SpaCy NER models Architecture details

I'm working on a NER custom project and I managed to train a blank spacy model and CamemBERT transformer and compare between them, now I have to write some documentation about both of those models, I did a research and I found out that the blank model is based on CNN and LSTM but there are no details about the layers and the parameters that were used in that architecture. and the same for the transformer.
So can anyone help me with some resources?
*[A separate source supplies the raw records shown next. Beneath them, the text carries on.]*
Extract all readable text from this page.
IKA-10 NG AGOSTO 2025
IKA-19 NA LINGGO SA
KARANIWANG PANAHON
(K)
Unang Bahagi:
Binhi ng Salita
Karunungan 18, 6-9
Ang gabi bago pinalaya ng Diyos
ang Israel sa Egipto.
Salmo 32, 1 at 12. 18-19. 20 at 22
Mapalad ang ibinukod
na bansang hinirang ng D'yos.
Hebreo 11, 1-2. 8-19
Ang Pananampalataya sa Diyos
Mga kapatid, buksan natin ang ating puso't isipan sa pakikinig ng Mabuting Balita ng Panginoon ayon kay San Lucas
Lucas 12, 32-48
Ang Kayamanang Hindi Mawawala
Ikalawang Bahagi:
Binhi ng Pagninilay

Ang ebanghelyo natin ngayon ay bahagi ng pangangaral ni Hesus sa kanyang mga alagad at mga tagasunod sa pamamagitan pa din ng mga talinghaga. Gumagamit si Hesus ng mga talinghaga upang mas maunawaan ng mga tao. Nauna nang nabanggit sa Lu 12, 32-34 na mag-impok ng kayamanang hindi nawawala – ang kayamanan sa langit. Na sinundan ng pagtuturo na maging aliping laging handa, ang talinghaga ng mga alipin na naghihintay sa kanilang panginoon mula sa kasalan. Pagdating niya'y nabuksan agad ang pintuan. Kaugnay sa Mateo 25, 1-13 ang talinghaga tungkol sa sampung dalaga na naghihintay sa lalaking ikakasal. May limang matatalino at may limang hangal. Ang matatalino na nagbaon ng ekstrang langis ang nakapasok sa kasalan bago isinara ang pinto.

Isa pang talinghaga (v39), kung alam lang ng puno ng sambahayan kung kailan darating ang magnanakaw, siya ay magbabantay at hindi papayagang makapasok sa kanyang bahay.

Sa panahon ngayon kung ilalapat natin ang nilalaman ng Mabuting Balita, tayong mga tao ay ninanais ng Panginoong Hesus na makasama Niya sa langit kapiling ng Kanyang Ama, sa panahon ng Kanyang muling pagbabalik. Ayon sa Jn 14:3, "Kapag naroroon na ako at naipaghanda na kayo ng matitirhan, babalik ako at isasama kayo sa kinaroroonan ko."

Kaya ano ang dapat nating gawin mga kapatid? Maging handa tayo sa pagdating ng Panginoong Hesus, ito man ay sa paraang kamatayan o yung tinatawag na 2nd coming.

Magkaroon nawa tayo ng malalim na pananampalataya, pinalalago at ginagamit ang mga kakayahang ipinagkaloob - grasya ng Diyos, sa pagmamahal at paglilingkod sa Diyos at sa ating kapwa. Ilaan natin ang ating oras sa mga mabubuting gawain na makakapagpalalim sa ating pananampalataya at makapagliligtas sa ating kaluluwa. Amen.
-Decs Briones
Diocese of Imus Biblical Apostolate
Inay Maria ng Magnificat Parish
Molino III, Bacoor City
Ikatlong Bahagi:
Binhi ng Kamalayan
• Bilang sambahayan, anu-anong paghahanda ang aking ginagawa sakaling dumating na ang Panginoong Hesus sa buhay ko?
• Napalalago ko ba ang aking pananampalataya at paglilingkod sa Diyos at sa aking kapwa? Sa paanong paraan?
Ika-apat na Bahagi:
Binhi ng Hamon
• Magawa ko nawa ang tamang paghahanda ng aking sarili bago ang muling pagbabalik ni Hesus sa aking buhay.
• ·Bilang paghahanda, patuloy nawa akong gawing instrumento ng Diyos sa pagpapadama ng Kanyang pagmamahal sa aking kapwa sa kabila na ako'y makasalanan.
If you're looking for details on the spaCy v2 NER model, this video by @honnibal explains how it works in detail:

For spaCy v3, the built-in architectures are all documented in the API reference. See here for details:

Not sure how relevant this is for your project, but training a blank spaCy model without initialising it with any pretrained embeddings and then comparing that to a model with pretrained embeddings doesn't sound that useful – unless this is explicitly what your comparison is about? Because the only real takeaway you'll get from this is "initialising with embeddings is usually better than initialising without embeddings", which was kind of obvious before. So if you're comparing different architectures (e.g. spaCy's transition-based approach vs. something else), you probably want to train a model using the same embeddings, e.g. CammemBERT: Embeddings, Transformers and Transfer Learning · spaCy Usage Documentation

1 Like

Thank you @ines for your response

yeah, it's just a comparison to show that using a pre-trained model gives better results than the non-pretained one. but it's not the goal of the project it's just an observation, the goal is to create a NER model with good accuracy so I will be able to use it in an application.

Ah okay, in that case, you definitely want to be using spaCy v3 because it'll let you train two models using the same architecture and settings but one with pretrained embeddings (e.g. CammemBERT) and one without, and maybe another one with just word vectors as features. This way, you can have a meaningful comparison, because the only variance between the experiments is the pretrained embeddings that are used.

1 Like